KIDxiaoyuan commented 2 years ago

if chage the augments as torchaudio.transforms.MelScale(n_mels=201, sample_rate=16000,n_stft=117) it can get the item success but not right in network ( /Visual-Audio-Memory-main/src/models/visual_front.py", line 141, in forward x = self.frontend(x) #B,C,T,H,W input, weight, bias, self.stride, self.padding, self.dilation, self.groups RuntimeError: Expected 5-dimensional input for 5-dimensional weight [64, 1, 5, 7, 7], but got 4-dimensional input of size [4, 1, 201, 116] instead ) so i gusee may to chage the torchaudio.transforms.Spectrogram and torchaudio.transforms.MelScale Parameters

ms-dot-k commented 2 years ago

The output of transformed mel-spectrogram (after passing transform(aud)) should have [1, 80, Time_length]. and I have confirmed the code below is working in Pytorch 1.10 and torchaudio 0.10.0.

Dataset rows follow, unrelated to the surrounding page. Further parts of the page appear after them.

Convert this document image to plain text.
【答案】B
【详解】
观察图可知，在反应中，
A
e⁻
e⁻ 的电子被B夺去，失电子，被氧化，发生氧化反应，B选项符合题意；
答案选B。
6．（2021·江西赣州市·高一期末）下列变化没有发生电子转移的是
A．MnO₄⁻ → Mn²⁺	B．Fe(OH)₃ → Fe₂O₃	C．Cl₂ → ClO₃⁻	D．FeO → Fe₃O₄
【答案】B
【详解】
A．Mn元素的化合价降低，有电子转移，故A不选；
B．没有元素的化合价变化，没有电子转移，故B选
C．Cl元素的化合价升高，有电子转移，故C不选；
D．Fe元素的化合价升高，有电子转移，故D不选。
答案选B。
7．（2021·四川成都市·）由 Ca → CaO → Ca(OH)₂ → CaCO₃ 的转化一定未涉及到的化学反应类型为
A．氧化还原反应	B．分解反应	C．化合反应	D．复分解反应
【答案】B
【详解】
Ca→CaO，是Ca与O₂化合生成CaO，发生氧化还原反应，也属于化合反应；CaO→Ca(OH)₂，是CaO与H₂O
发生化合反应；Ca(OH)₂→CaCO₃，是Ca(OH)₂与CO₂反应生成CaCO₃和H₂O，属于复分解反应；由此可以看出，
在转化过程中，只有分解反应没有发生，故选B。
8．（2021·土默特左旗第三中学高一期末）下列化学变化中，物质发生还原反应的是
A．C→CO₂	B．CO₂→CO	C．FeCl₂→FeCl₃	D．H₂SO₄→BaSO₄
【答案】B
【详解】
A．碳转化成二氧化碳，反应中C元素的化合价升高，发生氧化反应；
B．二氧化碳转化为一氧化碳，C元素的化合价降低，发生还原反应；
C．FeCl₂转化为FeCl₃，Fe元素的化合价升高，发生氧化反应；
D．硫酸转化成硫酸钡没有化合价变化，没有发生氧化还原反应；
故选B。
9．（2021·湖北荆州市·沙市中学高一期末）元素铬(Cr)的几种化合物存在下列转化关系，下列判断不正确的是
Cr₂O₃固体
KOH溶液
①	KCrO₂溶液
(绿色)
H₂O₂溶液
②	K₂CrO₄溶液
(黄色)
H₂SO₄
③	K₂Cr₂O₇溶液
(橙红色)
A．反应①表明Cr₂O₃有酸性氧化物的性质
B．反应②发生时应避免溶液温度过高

        if self.augmentations:
            transform = nn.Sequential(
                torchaudio.transforms.Spectrogram(win_length=400, hop_length=160, power=2, normalized=True),
                torchaudio.transforms.MelScale(n_mels=self.num_mel_bins, sample_rate=16000, n_stft=201),
                torchaudio.transforms.AmplitudeToDB(),
                CMVN(),
                torchaudio.transforms.FrequencyMasking(freq_mask_param=10),
                torchaudio.transforms.TimeMasking(time_mask_param=20)
            )
        else:
            transform = nn.Sequential(
                torchaudio.transforms.Spectrogram(win_length=400, hop_length=160, power=2, normalized=True),
                torchaudio.transforms.MelScale(n_mels=self.num_mel_bins, sample_rate=16000, n_stft=201),
                torchaudio.transforms.AmplitudeToDB(),
                CMVN()
            )

or the same function with different code

        if self.augmentations:
            transform = nn.Sequential(
                torchaudio.transforms.MelSpectrogram(win_length=400, hop_length=160, power=2, normalized=True,n_mels=self.num_mel_bins, sample_rate=16000),
                torchaudio.transforms.AmplitudeToDB(),
                CMVN(),
                torchaudio.transforms.FrequencyMasking(freq_mask_param=10),
                torchaudio.transforms.TimeMasking(time_mask_param=20)
            )
        else:
            transform = nn.Sequential(
                torchaudio.transforms.MelSpectrogram(win_length=400, hop_length=160, power=2, normalized=True,n_mels=self.num_mel_bins, sample_rate=16000),
                torchaudio.transforms.AmplitudeToDB(),
                CMVN()
            )
KIDxiaoyuan commented 2 years ago

okay thank you for your help ~ I am sorry get you some trouble and am greatful thanks for your help at last!